Kerlew frowned. “I’ve never seen satires really hurt people before. Not right away, anyway.”

“Not right away?” Gar gave him a keen glance. “When did they work?”

“Within a week—at least, it would start that quickly. Just bad luck, tripping over things, missing a shot, that sort of trouble.” Gar nodded. “The satire convinced them they’d have bad luck, so their minds made them have accidents. How often have you laid a satire before, Kerlew?”
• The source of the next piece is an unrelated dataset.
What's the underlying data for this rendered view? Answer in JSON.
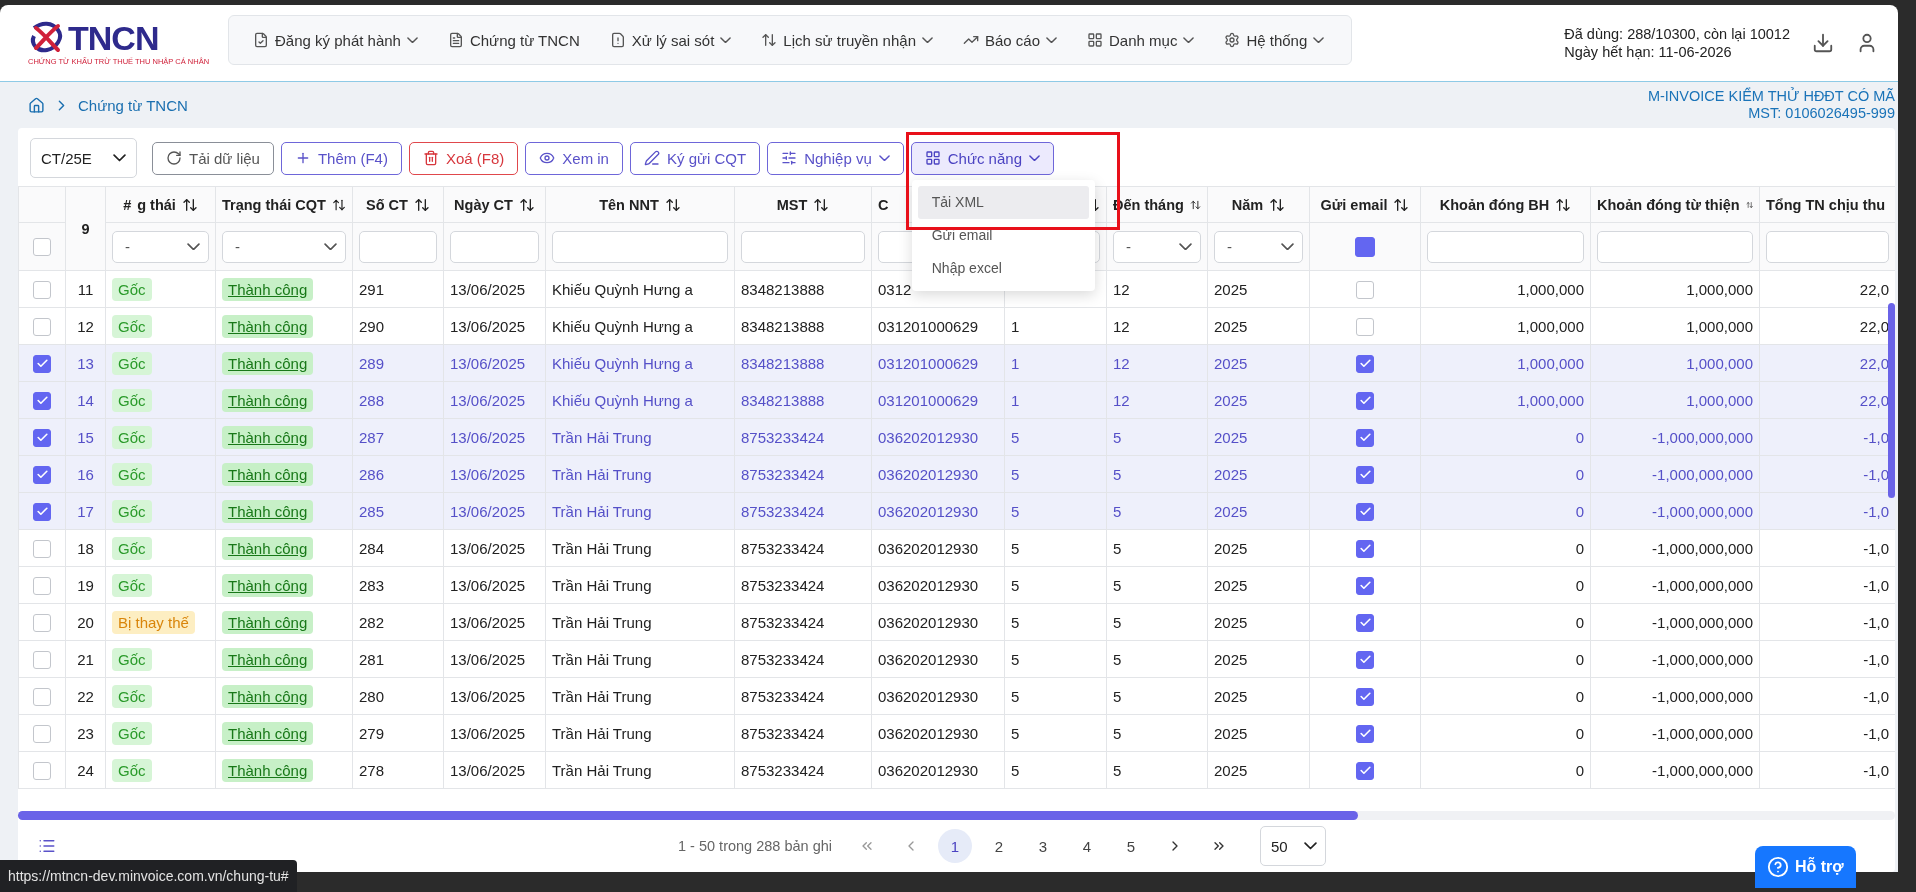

“Only the once,” Kerlew said, “against Grandpa, when he cast me out of my clan, but I couldn’t stay to see what happened, of course. I didn’t think anything had.”

“Oh, really?” Gar asked with foreboding. “What punishment did you lay?”

“One that fit the crime. He’d a mind to cast me out for speaking for peace, so I said he’d never know peace of mind again.”

Gar thought of the old man constantly worried, constantly fearing something bad would happen, constantly tormented by memories of his past cruelties and fearing revenge, and shuddered. There was no question in his own mind—Kerlew was a powerful esper who didn’t know his own nature. He was a projective telepath who could make people think they saw things that weren’t real, could send their minds into turmoil, and probably make their subconscious minds cause them to trip over their own feet or—worse for these people—jerk the rifle a little whenever they pulled the trigger so they’d begin to miss every shot. He turned to Kerlew. “We’re away and safe. Maybe you could give the girls back their beauty.”